# HR nabe zum grinden.



## malte97 (1. Juli 2012)

hey leute, ich wollte mir ein neues hinterrad kaufen aber jetzt ist die frage welches?    es sollte nicht mehr als 250 kosten und sehr stabiel sein, da ich grinden will. währe perfekt wenn ein hubguard dran passt.             
danke im vorraus,  malte


----------



## RISE (1. Juli 2012)

Ich würde Eclat empfehlen, entweder die Tech oder Pulse. Passende Hubguards gibts dafür auch, vor allem passen die ohne gruße Fummelei dran und du kannst die Nabe LHD oder RHD fahren, der Umbau ist schnell und einfach erledigt. 
Proper oder BSD wären auch eine Alternative. 
Als Felge würde ich auf bewährtes greifen: Odyssey Hazard Lite, 7KA, Proper, Primo 7000er, GSport.


----------



## MTB-News.de




----------



## Daniel_D (1. Juli 2012)

Hautsache es gibt große stabile Hubguards für die Nabe. Nabe Odyssey V3 und Felge Odyssey Hazzard lite wäre mein Vorschlag.


----------



## malte97 (1. Juli 2012)

danke für den tipp aber die eclat pulse hat leider bolts und die sollen beim grinden schnell brechen habe ich gehört


----------



## malte97 (1. Juli 2012)

Daniel_D schrieb:


> Hautsache es gibt große stabile Hubguards für die Nabe. Nabe Odyssey V3 und Felge Odyssey Hazzard lite wäre mein Vorschlag.


 

leider gibt es für die nabe keine hubguards außer die von Gspot sonst hätte ich mir die schon gekauft. aber hält die das grinden aus??
als komplettrad oder custom??


----------



## RISE (1. Juli 2012)

Die Gsport hat 14mm Bolts, das geht schon klar, die Eclat hält bei einem Freund auch schon seit über einem Jahr und er grindet recht viel. Ansonsten gibt es die BSD sowohl mit Achse als auch mit Bolts und einen Hubguard haben die auch. 
Bei dem Budget würde ich ein Custom Laufrad nehmen, da die Auswahl der Street fähigen Komplettlaufräder recht beschränkt ist. Proper gäbe es evtl. als Komplettlaufrad, auch in Achse und Bolt Version und für die gibts bald auch einen Driveside Hubguard. Wäre als Komplettrad wohl die beste Option.


----------



## Daniel_D (2. Juli 2012)

Ich sehe gerade Cult hat auch ne Nabe mit gutem Hubguard

Hatte mich bei der V3 geirrt, nur die VR Nabe hat neuerdings einen Hubguard.

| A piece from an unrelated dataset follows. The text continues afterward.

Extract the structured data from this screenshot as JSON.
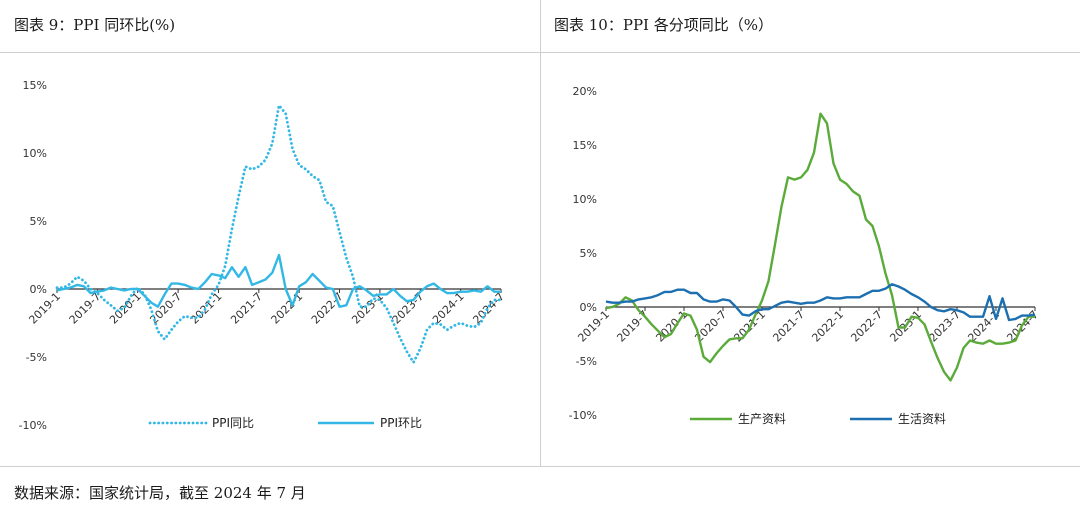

Ich selber fahre die G-Sport Ratchet, das ist die ultimative Grindnabe. Aber etwa 80g schwerer als die anderen und etwas klobig.

G-Sport halten einiges aus, sind halt nicht sonderlich schön. Außerdem schützen sie nur die Speichen und nicht den Nabenflansch

Ob Komplett oder Custom ist ja ansich egal, weil die Kompletträder kaum günstiger sind und viele Onlineshops kein Geld fürs Einspeichen nehmen.


----------



## Omegar (19. Juli 2012)

Eclat, Cult, Shadow... Das ist eigentlich egal. Wichtig ist eine normale 14mm Achse oder eben 14mm Bolts wie bei der GSport oder Shadow BTR. Du könntest das Shadow Raptor Hinterrad mit ner Stun Felge oder ner Hazzard Felge fahren. Preislich dürfte das aufs Selbe rauskommen. Auf keinen fall darfst du 10mm Bolts nehmen, die mögen ja bei einigen halten, aber nicht wenn du gerade mit dem Rutschen anfängst...


----------